Große KI-Modelle wie GPT-4.5 oder OpenAI o3 bilden die Speerspitze des technologischen Fortschritts. Deren Entwicklung verschlingt jedoch viel Manpower und verursacht gigantische Kosten. Die Modelle selbst belegen darüber hinaus riesige Speicherkontingente und verbrauchen enorme Rechenleistungen – und damit Energieressourcen. Einige dieser Probleme adressiert AI Distillation (auch Wissensdestillation genannt). Doch was steckt hinter diesem Begriff? HTEC, ein Entwickler kundenspezifischer Hardware- und Software, klärt auf.
Was ist AI Distillation?

HTEC beschreibt AI Distillation als ein Verfahren, bei dem das Wissen großer KI-Modelle (Lehrermodelle) auf kleinere, effizientere Modelle (Schülermodelle) übertragen wird. Ziel ist es, die Leistung der großen Modelle zu bewahren und gleichzeitig Rechenaufwand, Energieverbrauch und Kosten deutlich zu reduzieren. Dazu werden sogenannte weiche Vorhersagen übernommen, die nicht nur die endgültigen Entscheidungen, sondern auch die Wahrscheinlichkeiten und Unsicherheiten des Lehrermodells widerspiegeln – die kleineren Modelle lernen also nicht nur die richtigen Antworten, sondern auch, wie sicher sich das große Modell dabei ist.
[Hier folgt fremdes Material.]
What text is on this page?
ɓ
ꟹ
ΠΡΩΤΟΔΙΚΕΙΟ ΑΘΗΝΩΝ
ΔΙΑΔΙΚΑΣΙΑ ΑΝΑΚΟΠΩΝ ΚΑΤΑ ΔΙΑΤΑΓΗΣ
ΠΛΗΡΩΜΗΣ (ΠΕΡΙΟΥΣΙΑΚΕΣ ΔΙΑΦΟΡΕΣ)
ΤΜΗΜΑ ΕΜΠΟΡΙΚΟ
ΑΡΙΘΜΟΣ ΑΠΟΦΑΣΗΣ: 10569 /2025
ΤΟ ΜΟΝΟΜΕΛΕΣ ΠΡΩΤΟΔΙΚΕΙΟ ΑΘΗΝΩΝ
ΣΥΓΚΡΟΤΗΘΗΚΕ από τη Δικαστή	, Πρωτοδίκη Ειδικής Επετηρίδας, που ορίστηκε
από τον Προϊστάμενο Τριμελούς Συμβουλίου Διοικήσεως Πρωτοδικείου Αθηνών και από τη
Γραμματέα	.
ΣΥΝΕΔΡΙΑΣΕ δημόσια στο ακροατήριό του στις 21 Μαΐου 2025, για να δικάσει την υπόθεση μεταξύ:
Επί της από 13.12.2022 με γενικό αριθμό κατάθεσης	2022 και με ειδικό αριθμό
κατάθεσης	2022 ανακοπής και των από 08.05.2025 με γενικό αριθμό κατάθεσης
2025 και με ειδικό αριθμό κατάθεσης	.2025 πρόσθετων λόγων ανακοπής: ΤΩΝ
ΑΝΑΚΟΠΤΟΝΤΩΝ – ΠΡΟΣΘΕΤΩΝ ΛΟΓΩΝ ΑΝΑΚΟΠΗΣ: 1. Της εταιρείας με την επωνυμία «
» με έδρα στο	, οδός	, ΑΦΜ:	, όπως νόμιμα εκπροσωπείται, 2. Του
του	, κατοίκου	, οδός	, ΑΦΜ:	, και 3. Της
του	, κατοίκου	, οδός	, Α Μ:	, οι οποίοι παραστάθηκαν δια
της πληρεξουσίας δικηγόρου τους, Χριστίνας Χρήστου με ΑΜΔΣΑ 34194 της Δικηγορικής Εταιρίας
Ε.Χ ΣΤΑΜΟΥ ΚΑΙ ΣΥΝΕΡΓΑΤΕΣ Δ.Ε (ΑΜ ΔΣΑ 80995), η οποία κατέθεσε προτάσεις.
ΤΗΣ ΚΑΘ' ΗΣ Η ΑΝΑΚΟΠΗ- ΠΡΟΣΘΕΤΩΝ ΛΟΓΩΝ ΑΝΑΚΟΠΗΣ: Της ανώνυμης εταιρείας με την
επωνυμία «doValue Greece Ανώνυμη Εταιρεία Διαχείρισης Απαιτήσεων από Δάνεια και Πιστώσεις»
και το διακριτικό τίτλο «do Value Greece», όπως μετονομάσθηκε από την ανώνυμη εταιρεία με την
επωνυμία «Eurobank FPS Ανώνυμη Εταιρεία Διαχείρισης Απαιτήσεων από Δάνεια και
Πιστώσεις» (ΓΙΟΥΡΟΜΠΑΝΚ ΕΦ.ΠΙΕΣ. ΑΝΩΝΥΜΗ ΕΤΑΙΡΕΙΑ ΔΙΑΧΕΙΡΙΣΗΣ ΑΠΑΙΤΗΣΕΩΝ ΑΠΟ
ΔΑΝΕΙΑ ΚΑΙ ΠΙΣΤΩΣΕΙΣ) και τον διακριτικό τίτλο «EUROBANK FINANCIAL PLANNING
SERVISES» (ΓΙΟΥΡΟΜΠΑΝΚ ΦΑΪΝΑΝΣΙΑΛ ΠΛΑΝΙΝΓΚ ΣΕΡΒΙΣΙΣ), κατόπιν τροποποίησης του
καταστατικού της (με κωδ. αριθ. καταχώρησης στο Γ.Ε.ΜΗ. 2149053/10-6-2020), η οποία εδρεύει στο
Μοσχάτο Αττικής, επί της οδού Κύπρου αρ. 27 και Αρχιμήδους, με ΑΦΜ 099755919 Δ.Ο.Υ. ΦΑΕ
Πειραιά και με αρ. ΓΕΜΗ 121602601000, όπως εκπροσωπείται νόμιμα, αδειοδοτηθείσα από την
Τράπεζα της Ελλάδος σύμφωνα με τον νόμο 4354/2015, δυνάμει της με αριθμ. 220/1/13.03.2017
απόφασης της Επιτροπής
Wo kommt AI Distillation zum Einsatz?
Für Anwendungen in Echtzeit, auf mobilen Geräten oder in ressourcenbegrenzten Umgebungen sind große KI-Modelle wie GPT-4 oder BERT oft ungeeignet. AI Distillation ermöglicht es, KI-Modelle in Bereichen wie Edge Computing oder IoT-Anwendungen einzusetzen, die bisher wegen begrenzter Ressourcen keinen Use Case darstellen konnten.
Wie funktioniert AI Distillation?
HTEC beschreibt Prozess der Wissensdestillation in drei Schritten: Zuerst zeigt das große Lehrermodell, wie wahrscheinlich bestimmte Antworten bei den Trainingsdaten sind – entweder mit einem Live-Training oder aus vorher gespeicherten Ergebnissen. Danach wird das kleinere Schülermodell so trainiert, dass es diese Antworten möglichst genau nachahmt. Dabei helfen spezielle Methoden, die in der Pressemitteilung nicht näher beschrieben werden, um Unterschiede in den Vorhersagen möglichst klein zu halten. Am Ende wird das Schülermodell mit neuen Testdaten geprüft und verbessert, damit es ähnlich gut wie das große Modell funktioniert – aber sehr viel effizienter.